But even worse than so-called “climate” “scientists” and “cancer” “doctors” are this bunch of self-appointed experts who call themselves “seismologists”. This is a fancy name for people who want you to believe that the “earth” (which other “scientists” will tell you is as round as a baseball! – but that’s another story) can tremble and shake like a blancmange! The official story (and I can tell you, I’ve studied this in some detail) is that it’s caused by (try not to laugh) “sudden movements in the Earth’s crust”. Well I’m going to tell you a personal story, something that “happened” to “me” just this “morning”, which will show that this whole “earthquake” racket is no more than yet another official libtard hoax.

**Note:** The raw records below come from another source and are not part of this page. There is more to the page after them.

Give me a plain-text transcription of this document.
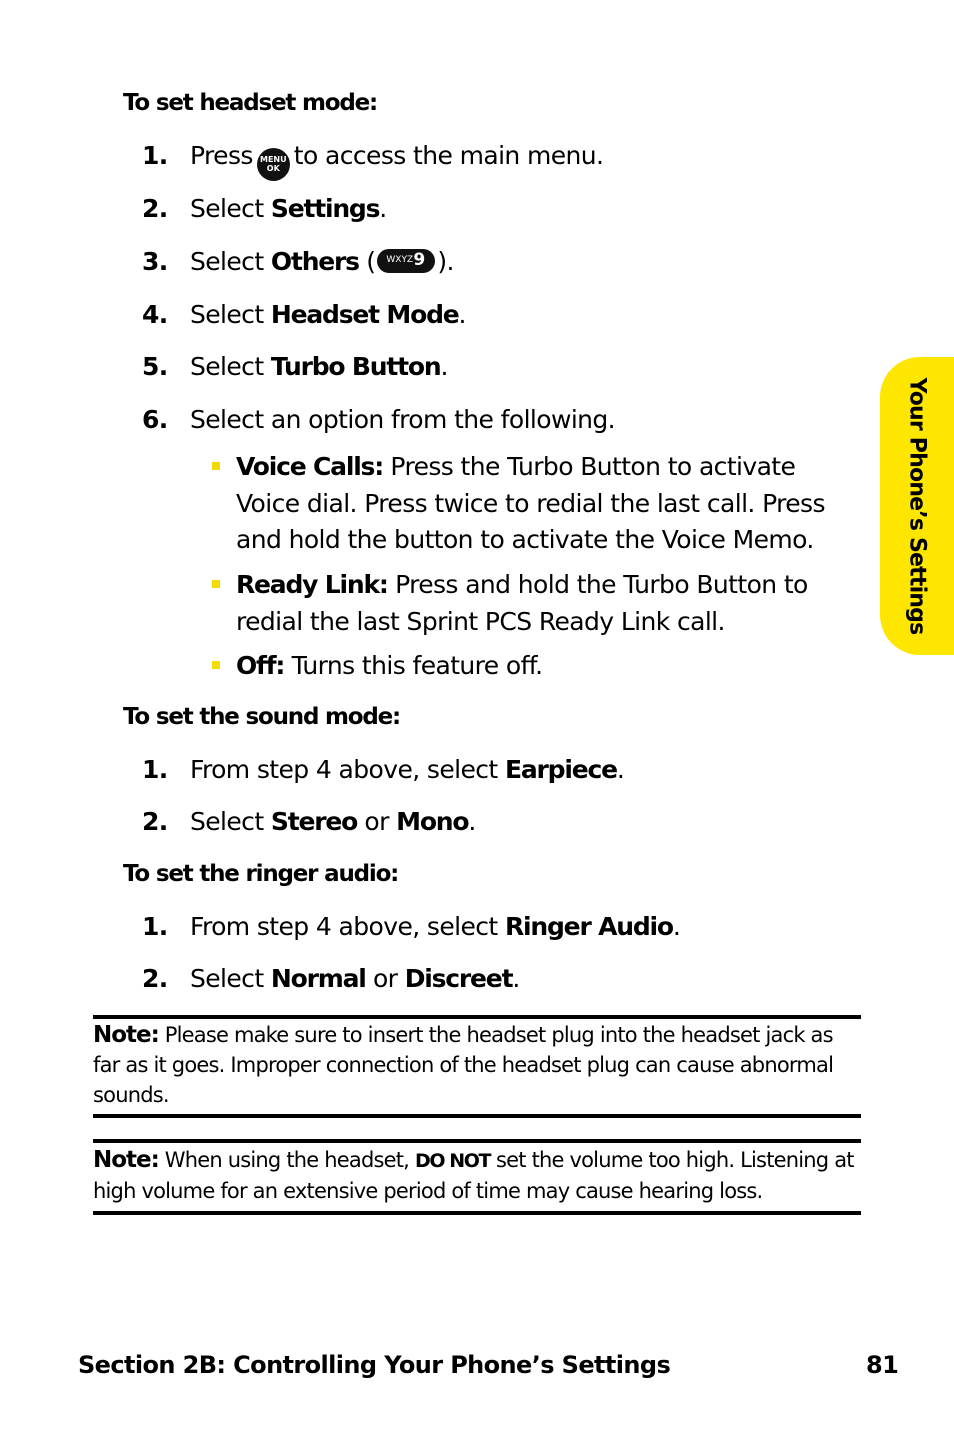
Your Phone’s Settings
To set headset mode:
1. Press MENU
OK to access the main menu.
2. Select Settings.
3. Select Others ( WXYZ 9 ).
4. Select Headset Mode.
5. Select Turbo Button.
6. Select an option from the following.
Voice Calls: Press the Turbo Button to activate Voice dial. Press twice to redial the last call. Press and hold the button to activate the Voice Memo.
Ready Link: Press and hold the Turbo Button to redial the last Sprint PCS Ready Link call.
Off: Turns this feature off.
To set the sound mode:
1. From step 4 above, select Earpiece.
2. Select Stereo or Mono.
To set the ringer audio:
1. From step 4 above, select Ringer Audio.
2. Select Normal or Discreet.
Note: Please make sure to insert the headset plug into the headset jack as far as it goes. Improper connection of the headset plug can cause abnormal sounds.
Note: When using the headset, DO NOT set the volume too high. Listening at high volume for an extensive period of time may cause hearing loss.
Section 2B: Controlling Your Phone’s Settings	81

We went to our local “hospital” for a checkup with someone who calls himself a “gynecologist”. This shyster is paid thousands of euros of taxpayer’s money to tell us that as a result of a little cuddle time me and my “wife” enjoyed several months ago she is now “pregnant” and is going to have a “baby”. While we were “there” we visited another “couple” who apparently have just “given birth” (there was no actual evidence of this; there was a very small human being in the room and two beaming but exhausted new “parents” but there could be any number of explanations for that). After a few minutes of “conversation” (I noticed that the “baby” was pretending to be asleep the whole time) the “father” character drew our attention to the “fact” that the “water” in a bottle on the “bedside” was “shaking”. Sure enough, it “was”; I then “looked” at the “curtains” and they appeared to be moving – which obviously raised my suspicions! Then I “felt” with my “body” that the whole “building” (we were on the “eighth floor”, in the so-called “maternity department”) seemed (I’m being very careful with my language here!) to be “trembling”. I suddenly felt quite “scared”. Our “friend”, the new “mother”, checked on her “iphone” and said something about “the “epicentre””(it’s depressing to see how all this quakist jargon has wormed its way into the heads of ordinary sheeple) being near a place called “Rieti”, which I knew at once to be a lie, because although I’ve seen the name on a so-called map and noticed it on the front of “buses”, I’ve never actually been “there”.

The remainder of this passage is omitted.